The next example, isPalindrome, is a program deciding whether a given string is a palindrome. Similar to the previous case, specifications generated by Daikon (can be accessed here) failed to pass verification. As for Houdini, for the method isPalindrome as a whole, Houdini generated some trivial specifications about the nullness of the input string. For the loop within the method, Houdini generated some simple loop invariants about the numerical constraints on variable n, such as n >= 0. It is obvious that such specifications are too trivial to articulate the real behaviors of the program. In comparison, the specifications generated by SpecGen are much stronger. For the method isPalindrome, SpecGen succeeds in describing the definition of a palindrome string with a \forall statement and fully specifies the function of this method as a whole. For the loop within the method, SpecGen successfully describes with another \forall statement that part of the input string that has already been checked satisfies the definition of palindrome string. These specifications are equivalent to the ground truth, which is also shown in the figure below.
We are going to illustrate the limitations of LLMs through the following example, ComputeArea, which is intended to compute the area covered by two rectangles. Each rectangle is determined by the coordinates of their vertices on top right and bottom left. Although the program is loop-free, enormous variables and massive non-linear operations are involved, resulting in an excessive post-condition on line 6. LLMs can hardly sort out the proper specification due to their limited reasoning ability. Consequently, SpecGen cannot generate the correct specifications for this program in our experiment. It is not surprising that both Houdini and Daikon failed to generate specifications in this test case as well.

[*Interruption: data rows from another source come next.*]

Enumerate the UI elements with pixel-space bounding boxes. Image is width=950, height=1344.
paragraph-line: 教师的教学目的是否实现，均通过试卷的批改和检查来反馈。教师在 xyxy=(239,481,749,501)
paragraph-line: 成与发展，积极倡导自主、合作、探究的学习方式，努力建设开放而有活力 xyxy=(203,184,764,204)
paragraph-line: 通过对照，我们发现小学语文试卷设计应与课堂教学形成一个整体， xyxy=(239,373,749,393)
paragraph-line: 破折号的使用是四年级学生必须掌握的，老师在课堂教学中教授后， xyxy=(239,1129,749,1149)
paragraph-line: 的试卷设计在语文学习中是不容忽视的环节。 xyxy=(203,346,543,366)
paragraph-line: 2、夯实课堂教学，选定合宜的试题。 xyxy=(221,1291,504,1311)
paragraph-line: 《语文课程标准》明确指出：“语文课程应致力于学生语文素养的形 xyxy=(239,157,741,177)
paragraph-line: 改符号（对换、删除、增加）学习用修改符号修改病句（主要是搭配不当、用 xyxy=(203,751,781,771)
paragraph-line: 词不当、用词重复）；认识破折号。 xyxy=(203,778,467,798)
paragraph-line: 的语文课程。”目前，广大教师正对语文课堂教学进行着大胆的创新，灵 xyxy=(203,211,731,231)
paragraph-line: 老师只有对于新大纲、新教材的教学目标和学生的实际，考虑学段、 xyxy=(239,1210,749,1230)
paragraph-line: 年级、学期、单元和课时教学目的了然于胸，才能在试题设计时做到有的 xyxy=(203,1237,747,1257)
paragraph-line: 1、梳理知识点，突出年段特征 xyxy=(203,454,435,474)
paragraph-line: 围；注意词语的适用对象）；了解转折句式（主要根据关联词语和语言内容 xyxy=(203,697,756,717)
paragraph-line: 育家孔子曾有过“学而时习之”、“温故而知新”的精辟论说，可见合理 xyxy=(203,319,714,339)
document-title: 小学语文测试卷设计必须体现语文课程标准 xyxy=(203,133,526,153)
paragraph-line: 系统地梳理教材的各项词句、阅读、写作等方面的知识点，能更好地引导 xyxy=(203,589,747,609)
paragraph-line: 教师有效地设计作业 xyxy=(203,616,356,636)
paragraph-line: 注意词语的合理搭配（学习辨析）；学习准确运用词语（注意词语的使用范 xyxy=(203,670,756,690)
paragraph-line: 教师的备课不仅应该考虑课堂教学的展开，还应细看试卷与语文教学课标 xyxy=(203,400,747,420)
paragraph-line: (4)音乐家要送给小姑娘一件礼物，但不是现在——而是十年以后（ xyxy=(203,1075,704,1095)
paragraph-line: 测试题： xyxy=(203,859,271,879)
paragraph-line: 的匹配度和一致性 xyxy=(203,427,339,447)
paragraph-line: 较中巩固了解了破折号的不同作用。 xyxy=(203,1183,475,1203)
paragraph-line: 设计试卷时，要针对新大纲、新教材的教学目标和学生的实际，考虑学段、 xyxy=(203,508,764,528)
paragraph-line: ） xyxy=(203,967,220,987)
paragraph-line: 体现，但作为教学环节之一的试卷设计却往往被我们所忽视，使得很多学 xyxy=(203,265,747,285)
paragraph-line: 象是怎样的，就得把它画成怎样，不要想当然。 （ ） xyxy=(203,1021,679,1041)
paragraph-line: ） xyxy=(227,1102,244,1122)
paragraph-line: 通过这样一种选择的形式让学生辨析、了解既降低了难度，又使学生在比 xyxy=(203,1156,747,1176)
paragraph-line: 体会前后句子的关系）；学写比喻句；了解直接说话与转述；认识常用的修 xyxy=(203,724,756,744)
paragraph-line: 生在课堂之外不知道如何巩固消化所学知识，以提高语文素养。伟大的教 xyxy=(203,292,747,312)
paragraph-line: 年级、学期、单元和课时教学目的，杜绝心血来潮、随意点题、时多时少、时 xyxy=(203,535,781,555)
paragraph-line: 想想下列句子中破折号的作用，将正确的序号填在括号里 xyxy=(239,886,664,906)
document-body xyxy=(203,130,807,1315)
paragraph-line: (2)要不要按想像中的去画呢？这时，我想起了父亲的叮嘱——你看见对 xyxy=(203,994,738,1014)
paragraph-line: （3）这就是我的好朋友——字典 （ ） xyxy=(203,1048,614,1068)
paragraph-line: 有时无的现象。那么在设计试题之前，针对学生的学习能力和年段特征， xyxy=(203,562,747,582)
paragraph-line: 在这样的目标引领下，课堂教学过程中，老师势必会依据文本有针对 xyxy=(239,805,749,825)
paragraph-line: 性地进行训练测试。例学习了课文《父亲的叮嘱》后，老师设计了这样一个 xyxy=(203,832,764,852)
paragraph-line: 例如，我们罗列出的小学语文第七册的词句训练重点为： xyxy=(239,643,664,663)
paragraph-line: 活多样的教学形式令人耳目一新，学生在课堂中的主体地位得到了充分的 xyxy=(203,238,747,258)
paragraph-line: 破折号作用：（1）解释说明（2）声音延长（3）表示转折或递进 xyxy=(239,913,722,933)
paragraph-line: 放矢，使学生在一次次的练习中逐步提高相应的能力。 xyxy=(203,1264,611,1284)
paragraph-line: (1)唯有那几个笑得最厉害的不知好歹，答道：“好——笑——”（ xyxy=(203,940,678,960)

Houdini crashes due to the massive amount of candidates generated, which is brought by the enormous number of variables. Daikon generates no specifications because its templates cannot cover specifications as complicated as such.
We are going to illustrate a type of program that cannot be effectively handled by SpecGen but can be handled by non-LLM approaches with the last example, ExSymExe28. The program is collected from the "jpf-regression" directory of the java category of the SV-COMP benchmark. Programs in the directory feature several if-else branches, but with some "fake" branches that have no actual effect on the output. For example, in ExSymExe28 shown below, there are two if-else branches, with the second being a "fake" branch that affects neither variable values nor the return value. Through our experiment, we speculate that LLMs can frequently be confused by these fake branches, consequently generating incorrect specifications. As shown below, the result of SpecGen indicates that the LLM took the second branch into account, where it shouldn't. In comparison, traditional approaches like Daikon handled the program successfully since they cannot be confused by such tricks, and the actual variable relations involved are not complicated.